Por maioria, os ministros da Quarta Turma do Superior Tribunal de Justiça (STJ) mantiveram decisão que indeferiu pedido de cobrança da Associação de Moradores do Vale do Eldorado (RJ) contra Marcus Bartolomeu de Alencar. Para o relator, ministro Aldir Passarinho Junior, a partir do momento em que o indivíduo se desassociou, não se obriga mais a pagar o rateio das despesas da associação.

Em primeira instância, o pedido de cobrança foi julgado improcedente porque a Associação não é loteadora ou incorporadora e não há condomínio instituído no local, sendo cada proprietário titular único do seu imóvel. "As propriedades são interligadas por vias públicas, com saneamento, segurança, iluminação e pavimentação dos órgãos públicos e os benefícios trazidos pela associação à comunidade apenas acrescem os serviços já existentes", sentenciou.
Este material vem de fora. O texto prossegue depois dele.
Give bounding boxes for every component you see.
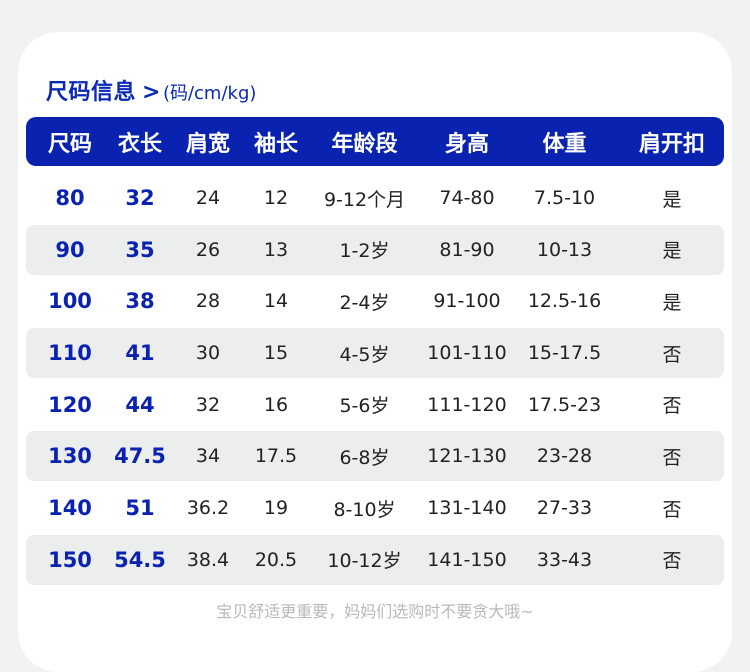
cell-age: 8-10岁 xyxy=(333,498,396,521)
cell-sleeve: 12 xyxy=(263,187,289,209)
cell-shoulder: 36.2 xyxy=(186,497,230,520)
cell-sleeve: 16 xyxy=(263,393,289,416)
cell-length: 38 xyxy=(125,289,155,314)
col-weight: 体重 xyxy=(542,131,587,157)
cell-length: 32 xyxy=(125,186,155,210)
cell-length: 47.5 xyxy=(114,444,166,469)
cell-weight: 10-13 xyxy=(536,238,593,261)
table-row: 140 51 36.2 19 8-10岁 131-140 27-33 否 xyxy=(26,483,724,533)
cell-height: 81-90 xyxy=(439,238,495,261)
table-row: 120 44 32 16 5-6岁 111-120 17.5-23 否 xyxy=(26,380,724,430)
cell-size: 110 xyxy=(48,341,92,366)
table-row: 150 54.5 38.4 20.5 10-12岁 141-150 33-43 … xyxy=(26,534,724,585)
size-table-body: 80 32 24 12 9-12个月 74-80 7.5-10 是 90 35 … xyxy=(26,173,724,587)
cell-shoulder-button: 是 xyxy=(662,240,682,263)
cell-shoulder: 24 xyxy=(195,187,221,209)
cell-age: 10-12岁 xyxy=(327,550,402,573)
cell-weight: 12.5-16 xyxy=(527,290,602,313)
cell-size: 120 xyxy=(48,392,92,417)
cell-shoulder: 30 xyxy=(195,342,221,365)
cell-size: 130 xyxy=(48,444,92,469)
table-row: 130 47.5 34 17.5 6-8岁 121-130 23-28 否 xyxy=(26,431,724,482)
cell-shoulder-button: 是 xyxy=(662,291,682,314)
cell-age: 4-5岁 xyxy=(339,343,390,366)
cell-sleeve: 20.5 xyxy=(254,548,298,571)
cell-height: 91-100 xyxy=(433,290,501,313)
col-sleeve: 袖长 xyxy=(253,131,298,157)
footer-note: 宝贝舒适更重要，妈妈们选购时不要贪大哦~ xyxy=(216,602,534,621)
cell-height: 74-80 xyxy=(439,187,495,209)
col-length: 衣长 xyxy=(117,131,162,157)
cell-shoulder: 26 xyxy=(195,238,221,261)
table-row: 90 35 26 13 1-2岁 81-90 10-13 是 xyxy=(26,224,724,275)
cell-age: 1-2岁 xyxy=(339,240,390,263)
cell-age: 5-6岁 xyxy=(339,395,390,418)
cell-length: 35 xyxy=(125,237,155,262)
cell-weight: 27-33 xyxy=(536,497,593,520)
cell-size: 80 xyxy=(55,186,85,210)
cell-size: 140 xyxy=(48,496,92,521)
cell-height: 141-150 xyxy=(427,548,507,571)
cell-sleeve: 19 xyxy=(263,497,289,520)
cell-sleeve: 15 xyxy=(263,342,289,365)
col-shoulder: 肩宽 xyxy=(185,131,230,157)
cell-height: 101-110 xyxy=(427,342,507,365)
cell-weight: 15-17.5 xyxy=(527,342,602,365)
cell-weight: 17.5-23 xyxy=(527,393,602,416)
cell-shoulder: 28 xyxy=(195,290,221,313)
cell-size: 100 xyxy=(48,289,92,314)
table-row: 80 32 24 12 9-12个月 74-80 7.5-10 是 xyxy=(26,173,724,223)
cell-height: 131-140 xyxy=(427,497,507,520)
cell-shoulder-button: 否 xyxy=(662,550,682,573)
cell-size: 90 xyxy=(55,237,85,262)
cell-shoulder-button: 否 xyxy=(662,446,682,469)
cell-height: 111-120 xyxy=(427,393,507,416)
table-header: 尺码 衣长 肩宽 袖长 年龄段 身高 体重 肩开扣 xyxy=(26,117,724,166)
cell-shoulder: 34 xyxy=(195,445,221,468)
cell-shoulder-button: 否 xyxy=(662,498,682,521)
cell-shoulder: 38.4 xyxy=(186,548,230,571)
title-arrow: > xyxy=(142,80,161,105)
cell-shoulder-button: 否 xyxy=(662,343,682,366)
title-unit: (码/cm/kg) xyxy=(162,83,257,104)
cell-shoulder-button: 是 xyxy=(662,188,682,211)
col-height: 身高 xyxy=(444,131,489,157)
cell-age: 6-8岁 xyxy=(339,446,390,469)
cell-length: 54.5 xyxy=(114,547,166,572)
cell-age: 9-12个月 xyxy=(323,188,406,211)
cell-shoulder-button: 否 xyxy=(662,395,682,418)
title-main: 尺码信息 xyxy=(46,80,137,105)
cell-weight: 23-28 xyxy=(536,445,593,468)
col-size: 尺码 xyxy=(47,131,92,157)
cell-weight: 33-43 xyxy=(536,548,593,571)
cell-sleeve: 17.5 xyxy=(254,445,298,468)
table-row: 110 41 30 15 4-5岁 101-110 15-17.5 否 xyxy=(26,328,724,379)
cell-length: 51 xyxy=(125,496,155,521)
size-info-title: 尺码信息 > (码/cm/kg) xyxy=(46,74,256,108)
cell-sleeve: 14 xyxy=(263,290,289,313)
col-age: 年龄段 xyxy=(331,131,398,157)
cell-weight: 7.5-10 xyxy=(533,187,596,209)
cell-length: 44 xyxy=(125,392,155,417)
col-shoulder-button: 肩开扣 xyxy=(638,131,705,157)
table-row: 100 38 28 14 2-4岁 91-100 12.5-16 是 xyxy=(26,276,724,326)
cell-age: 2-4岁 xyxy=(339,291,390,314)
cell-height: 121-130 xyxy=(427,445,507,468)
cell-size: 150 xyxy=(48,547,92,572)
cell-shoulder: 32 xyxy=(195,393,221,416)
cell-sleeve: 13 xyxy=(263,238,289,261)
cell-length: 41 xyxy=(125,341,155,366)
Inconformada, a Associação apelou. O Tribunal de Justiça do Estado do Rio de Janeiro (TJ/RJ) negou provimento considerando que as despesas de entidade de natureza associativa com a finalidade de prestar serviços de caráter público a moradores de determinado local, ausente a co-propriedade, não se destinam à conservação de coisa comum e, como conseqüência, a qualidade de associado é voluntária.

No STJ, a Associação argumentou que propôs a ação de cobrança de contribuições em atraso por Marcus, que dela faz parte, e correspondente aos serviços prestados e colocados à disposição dos associados. "Durante muitos anos, o autor efetuou as suas contribuições mensais. Além disso, é indevido que alguém se beneficie dos serviços prestados e por eles não pague."

Para o ministro, no caso, cuida-se de uma mera associação, reunindo os moradores de determinada área que a ela se filiaram e que se obrigavam ao pagamento do rateio das despesas até o desligamento, condicionado ao fim da gestão da junta administrativa. Portanto, ressaltou, havia expressa previsão de desligamento, desde que respeitado tal prazo, uma espécie de carência, daí a razão de, havendo Marcus se desligado em 1992, o Tribunal estadual ter mantido a obrigatoriedade das contribuições até 1995.

"Assim tenho que, em tais circunstâncias, inexistindo filiação perpétua em uma associação, até porque refoge ao seu espírito, improcede a cobrança das parcelas devidas após aquele período", disse o ministro Aldir Passarinho Junior.